The Mohs scale was fine for mineralogical use, but not for engineering and metallurgy, where small differences in hardness will be hugely amplified by differential wear of critical components of machinery. Measuring the width of a scratch made by a diamond under a standard load provided a finer gradation of hardness, but this was too coarse for the engineers and metallurgists developing stiffer and harder alloys. And it failed to account for plastic deformation.

A new approach was proposed in 1859 by British chemists Crace Calvert and Richard Johnson. They pressed a steel rod with a conical tip against the material to be tested using a lever loaded with progressively heavier weights. By 1900, the Swedish metallurgist August Brinell had developed this idea with a scale based on the indentation made by a steel or tungsten carbide ball. The hardness was defined as the ratio of the load to the area of the indentation. The Vickers test, developed in 1922, involved a pyramidal indenter. But both required the indentation to be measured through a microscope, a step requiring considerable skill. At a time when heat-treated steels were becoming commonplace in the automobile, aircraft and armaments industries, a quicker, simpler method was needed.

Source: The history of mechanical testing: S P Rockwell, C H Wilson and Wilson Instruments Co. © ASTM International

In 1914, Stanley Rockwell and Hugh Rockwell patented a new method that would transform the newly invented assembly line. Hugh was the son of the owner of the New Departure Bell Company: a foundry that specialised first in doorbells but later in bicycle and automotive components. Stanley, no relation of Hugh’s, was a young metallurgist working for the company. Finding that the Brinell indentation method was difficult to apply to small components like the tracks of bearings, they worked together to design a new tester. 

They decided to implement an idea first proposed in 1908 by a Bohemian engineer, Paul Ludwik. He had argued in favour of a differential method that would minimise artefacts arising from cracking and the mechanism of the press. The two Rockwells soon developed a machine in which a standard conical tip pressed against the surface at two standard loadings. The difference in penetration would correspond to the hardness of the material, and this was read from a simple dial. The patent was issued in 1914 and sales of the new Rockwell hardness testers immediately took off.

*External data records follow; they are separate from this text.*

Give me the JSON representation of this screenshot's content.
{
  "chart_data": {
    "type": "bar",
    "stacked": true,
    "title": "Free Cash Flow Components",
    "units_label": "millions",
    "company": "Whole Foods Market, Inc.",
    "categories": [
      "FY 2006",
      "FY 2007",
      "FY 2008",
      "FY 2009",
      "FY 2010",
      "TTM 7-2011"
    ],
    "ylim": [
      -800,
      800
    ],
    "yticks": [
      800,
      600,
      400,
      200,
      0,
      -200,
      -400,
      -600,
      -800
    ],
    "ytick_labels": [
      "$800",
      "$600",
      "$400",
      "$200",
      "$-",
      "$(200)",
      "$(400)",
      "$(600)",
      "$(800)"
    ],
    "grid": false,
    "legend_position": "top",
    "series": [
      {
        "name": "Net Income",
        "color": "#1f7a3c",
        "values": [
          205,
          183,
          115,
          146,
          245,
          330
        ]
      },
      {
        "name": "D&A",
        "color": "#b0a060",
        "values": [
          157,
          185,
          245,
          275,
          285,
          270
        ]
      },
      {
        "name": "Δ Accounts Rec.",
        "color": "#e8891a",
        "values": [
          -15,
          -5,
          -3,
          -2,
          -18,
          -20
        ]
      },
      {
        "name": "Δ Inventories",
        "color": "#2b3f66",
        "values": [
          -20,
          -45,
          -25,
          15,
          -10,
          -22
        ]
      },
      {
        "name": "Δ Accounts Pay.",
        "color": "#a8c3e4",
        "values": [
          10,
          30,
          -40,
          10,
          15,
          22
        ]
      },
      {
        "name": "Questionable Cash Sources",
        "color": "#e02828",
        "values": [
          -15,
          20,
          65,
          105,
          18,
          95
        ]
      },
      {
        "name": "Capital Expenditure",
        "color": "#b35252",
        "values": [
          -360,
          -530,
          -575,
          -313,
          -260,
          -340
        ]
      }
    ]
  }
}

Hugh left the company to work on his passion for flying, but patented other ideas steadily for the rest of his life. Stanley also moved on, but continued to work on hardness testing, filing a series of patents for improved designs between 1919 and 1924. He also meticulously documented his studies of hardness, publishing a crucial paper in 1922 that linked the Brinell scale to what were now several Rockwell scales to be used for different materials.

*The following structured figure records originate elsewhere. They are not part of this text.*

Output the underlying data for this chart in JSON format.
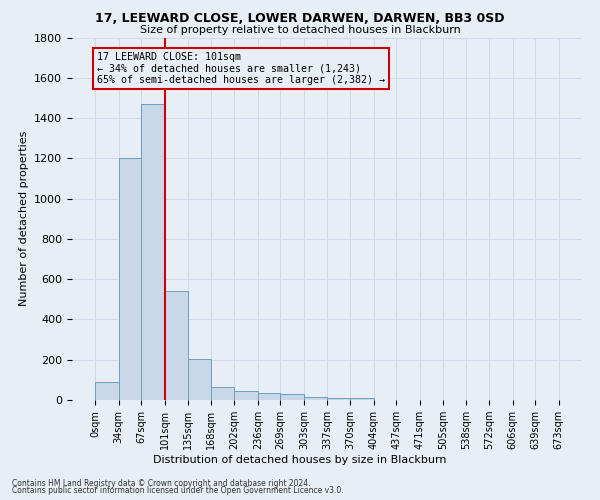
{
  "title1": "17, LEEWARD CLOSE, LOWER DARWEN, DARWEN, BB3 0SD",
  "title2": "Size of property relative to detached houses in Blackburn",
  "xlabel": "Distribution of detached houses by size in Blackburn",
  "ylabel": "Number of detached properties",
  "footer1": "Contains HM Land Registry data © Crown copyright and database right 2024.",
  "footer2": "Contains public sector information licensed under the Open Government Licence v3.0.",
  "annotation_title": "17 LEEWARD CLOSE: 101sqm",
  "annotation_line1": "← 34% of detached houses are smaller (1,243)",
  "annotation_line2": "65% of semi-detached houses are larger (2,382) →",
  "property_size": 101,
  "bin_edges": [
    0,
    34,
    67,
    101,
    135,
    168,
    202,
    236,
    269,
    303,
    337,
    370,
    404,
    437,
    471,
    505,
    538,
    572,
    606,
    639,
    673
  ],
  "bar_heights": [
    90,
    1200,
    1470,
    540,
    205,
    65,
    45,
    35,
    28,
    15,
    8,
    8,
    0,
    0,
    0,
    0,
    0,
    0,
    0,
    0
  ],
  "bar_color": "#c8d8e8",
  "bar_edge_color": "#6a9ec0",
  "grid_color": "#d0d8e8",
  "vline_color": "#cc0000",
  "annotation_box_color": "#cc0000",
  "background_color": "#e8eef5",
  "ylim": [
    0,
    1800
  ],
  "yticks": [
    0,
    200,
    400,
    600,
    800,
    1000,
    1200,
    1400,
    1600,
    1800
  ]
}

Today, almost a century after Rockwell classified hardness into six separate domains, the development of ultra high pressure science and new methods like nanoindentation have given us an increasingly detailed understanding of hard materials. But for those of us spinning down the road on our bicycles, Rockwell’s tester still ensures that our bearings have the hardness to keep on rolling.

Andrea Sella (@Sellathechemist) teaches chemistry at University College London, UK

Acknowledgements 

I am grateful to Mark Miodownik and Julian Evans for their thoughts and suggestions.